Roma, 6 set – I sondaggi non aiutano a dipanare la matassa: cosa ci attende dalle elezioni legislative che si terranno all’inizio del prossimo anno? Un trionfo dei Cinque Stelle? Larghe intese? Improbabili coalizioni che per salvare quel minimo di coerenza daranno vita a litigi infiniti capaci di far saltare esecutivi come mosche? Oppure – perché no – una nuova riedizione di governo tecnico?
Quest’ultima non sembra solo una possibilità, ma proprio un auspicio. Almeno per Citigroup, banca d’affari americana impegnata a cercare di capir qualcosa in un quadro che definire fluido è fargli un complimento. In un rapporto del 4 settembre, reso noto da Fiorina Capozzi del Fatto Quotidiano, gli analisti si interrogano sulle prospettive per l’Italia, in un quadro che risente ancora grandemente delle difficoltà legate alla crisi economica. Quale soluzione sarebbe dunque la migliore? “Un parlamento senza maggioranza”, si legge. Cioè un governo a tempo, alias governo tecnico, incaricato di quelle riforme poco digeribili senza che nessuno si prenda la responsabilità delle scelte.
“Il Paese potrebbe trarre maggior vantaggio – spiegano gli estensori dello studio da un parlamento paralizzato che non da governi a maggioranza debole”. Se nessuno sta governando, “ nessuno può lamentarsi per l’introduzione di riforme impopolari e tasse” e quindi “un parlamento senza maggioranza – e un governo ad interim basato su una maggioranza fluida – potrebbe consentire all’Italia (e all’Europa) di completare un processo che istituzioni più deboli hanno iniziato nel 2011″.

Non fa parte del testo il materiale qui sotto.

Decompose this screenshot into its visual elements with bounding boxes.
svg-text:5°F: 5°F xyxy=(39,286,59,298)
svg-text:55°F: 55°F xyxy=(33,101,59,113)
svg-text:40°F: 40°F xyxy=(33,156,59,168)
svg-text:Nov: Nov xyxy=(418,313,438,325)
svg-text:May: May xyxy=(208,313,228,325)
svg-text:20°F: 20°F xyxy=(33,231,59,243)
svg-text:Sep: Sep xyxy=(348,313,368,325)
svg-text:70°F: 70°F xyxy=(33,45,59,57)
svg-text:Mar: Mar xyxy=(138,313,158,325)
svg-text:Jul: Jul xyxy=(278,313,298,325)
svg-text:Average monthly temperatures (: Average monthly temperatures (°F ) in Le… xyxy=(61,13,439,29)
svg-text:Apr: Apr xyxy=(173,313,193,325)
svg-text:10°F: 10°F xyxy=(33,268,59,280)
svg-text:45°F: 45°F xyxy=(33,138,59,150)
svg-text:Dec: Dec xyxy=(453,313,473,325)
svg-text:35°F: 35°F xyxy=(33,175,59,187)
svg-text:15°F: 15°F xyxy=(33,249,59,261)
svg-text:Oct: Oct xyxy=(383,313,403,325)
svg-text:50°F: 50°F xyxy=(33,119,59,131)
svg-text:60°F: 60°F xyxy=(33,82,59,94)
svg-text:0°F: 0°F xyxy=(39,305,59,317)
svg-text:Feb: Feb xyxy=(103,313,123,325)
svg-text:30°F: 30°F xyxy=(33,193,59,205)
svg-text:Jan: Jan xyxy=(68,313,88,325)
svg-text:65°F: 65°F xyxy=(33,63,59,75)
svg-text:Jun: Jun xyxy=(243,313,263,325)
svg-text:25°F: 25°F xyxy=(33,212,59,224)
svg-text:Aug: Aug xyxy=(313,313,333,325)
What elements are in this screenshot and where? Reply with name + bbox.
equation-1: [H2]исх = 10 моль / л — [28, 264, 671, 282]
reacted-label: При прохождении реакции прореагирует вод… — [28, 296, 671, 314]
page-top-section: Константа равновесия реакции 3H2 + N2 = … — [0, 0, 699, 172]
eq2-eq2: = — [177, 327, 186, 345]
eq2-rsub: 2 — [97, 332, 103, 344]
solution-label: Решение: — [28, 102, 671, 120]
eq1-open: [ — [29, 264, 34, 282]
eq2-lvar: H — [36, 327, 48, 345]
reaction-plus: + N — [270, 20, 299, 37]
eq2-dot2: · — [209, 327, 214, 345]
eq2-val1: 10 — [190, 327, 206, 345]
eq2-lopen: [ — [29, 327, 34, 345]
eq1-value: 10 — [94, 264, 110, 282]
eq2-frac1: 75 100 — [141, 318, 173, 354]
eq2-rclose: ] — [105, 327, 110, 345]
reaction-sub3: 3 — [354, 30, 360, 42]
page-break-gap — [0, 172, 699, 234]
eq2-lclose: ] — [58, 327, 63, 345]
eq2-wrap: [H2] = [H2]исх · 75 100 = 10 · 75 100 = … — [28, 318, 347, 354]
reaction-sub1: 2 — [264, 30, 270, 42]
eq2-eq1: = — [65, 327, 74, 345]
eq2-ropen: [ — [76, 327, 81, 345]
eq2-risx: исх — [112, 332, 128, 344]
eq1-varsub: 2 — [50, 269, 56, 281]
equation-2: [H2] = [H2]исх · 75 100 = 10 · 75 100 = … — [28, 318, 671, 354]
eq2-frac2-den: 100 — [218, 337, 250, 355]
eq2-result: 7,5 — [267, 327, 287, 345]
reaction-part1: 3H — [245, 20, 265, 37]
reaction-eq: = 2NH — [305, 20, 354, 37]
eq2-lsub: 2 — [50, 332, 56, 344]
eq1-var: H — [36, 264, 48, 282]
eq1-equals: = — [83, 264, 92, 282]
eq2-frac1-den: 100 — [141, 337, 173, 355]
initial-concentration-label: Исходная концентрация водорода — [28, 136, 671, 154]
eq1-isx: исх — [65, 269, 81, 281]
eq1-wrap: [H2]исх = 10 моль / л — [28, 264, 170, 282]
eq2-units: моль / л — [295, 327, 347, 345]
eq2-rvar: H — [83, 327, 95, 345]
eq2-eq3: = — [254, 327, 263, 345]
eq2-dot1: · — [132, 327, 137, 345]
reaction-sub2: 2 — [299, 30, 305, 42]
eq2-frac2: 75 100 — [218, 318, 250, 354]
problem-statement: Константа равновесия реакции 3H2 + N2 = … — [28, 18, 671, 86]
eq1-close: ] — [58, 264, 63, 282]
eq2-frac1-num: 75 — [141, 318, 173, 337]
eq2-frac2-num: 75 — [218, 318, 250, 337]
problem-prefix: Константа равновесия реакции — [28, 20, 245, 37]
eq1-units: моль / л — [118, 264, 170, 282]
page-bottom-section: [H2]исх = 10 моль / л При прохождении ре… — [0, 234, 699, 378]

Una riedizione del governo tecnico Monti, insomma, che completi il percorso iniziato all’epoca: gli analisti parlano di “un calcio d’inizio di un ciclo virtuoso”, dato che l’Italia “non sta meglio rispetto al settembre del 2011, al picco della crisi che portò all’uscita di scena di Silvio Berlusconi: il debito pubblico è oggi al 133,5% contro il 116,5% del Pil del 2011, con le misure straordinarie della Bce (Qe) che volgono al termine. Il Pil reale è ancora giù del 2% rispetto al secondo trimestre 2011, la produzione industriale del secondo trimestre 2016 era ancora del 16% più bassa rispetto al 2008; il tasso di disoccupazione è più elevato del 2,7% rispetto al 2011 nonostante il jobs act”. Peccato che, riforma del lavoro a parte, le principali responsabilità di questo desolante quadro siano da rintracciarsi proprio dall’esecutivo Monti in avanti. A partire dagli indicatori sull’indebitamento: pensare che il rapporto debito/Pil potesse ridursi mentre si obbligava con l’austerità il denominatore a calare dimostra non solo una scarsa conoscenza dell’economia, ma proprio della matematica elementare. Così come era da ricovero coatto credere di non far schizzare all’insù la disoccupazione (specie quella giovanile) costringendo chi stava per raggiungere la pensione a rimanere al lavoro, bloccando di fatto il fisiologico turnover aziendale, vero Elsa Fornero? Stesso discorso per la produzione industriale, che non va propriamente d’accordo con la desertificazione della domanda interna. Tutto merito della pagina più nera della seconda repubblica: quel governo tecnico avrà sì salvato l’eurozona, sacrificando però l’Italia. E ora qualcuno vorrebbe pure riproporcelo.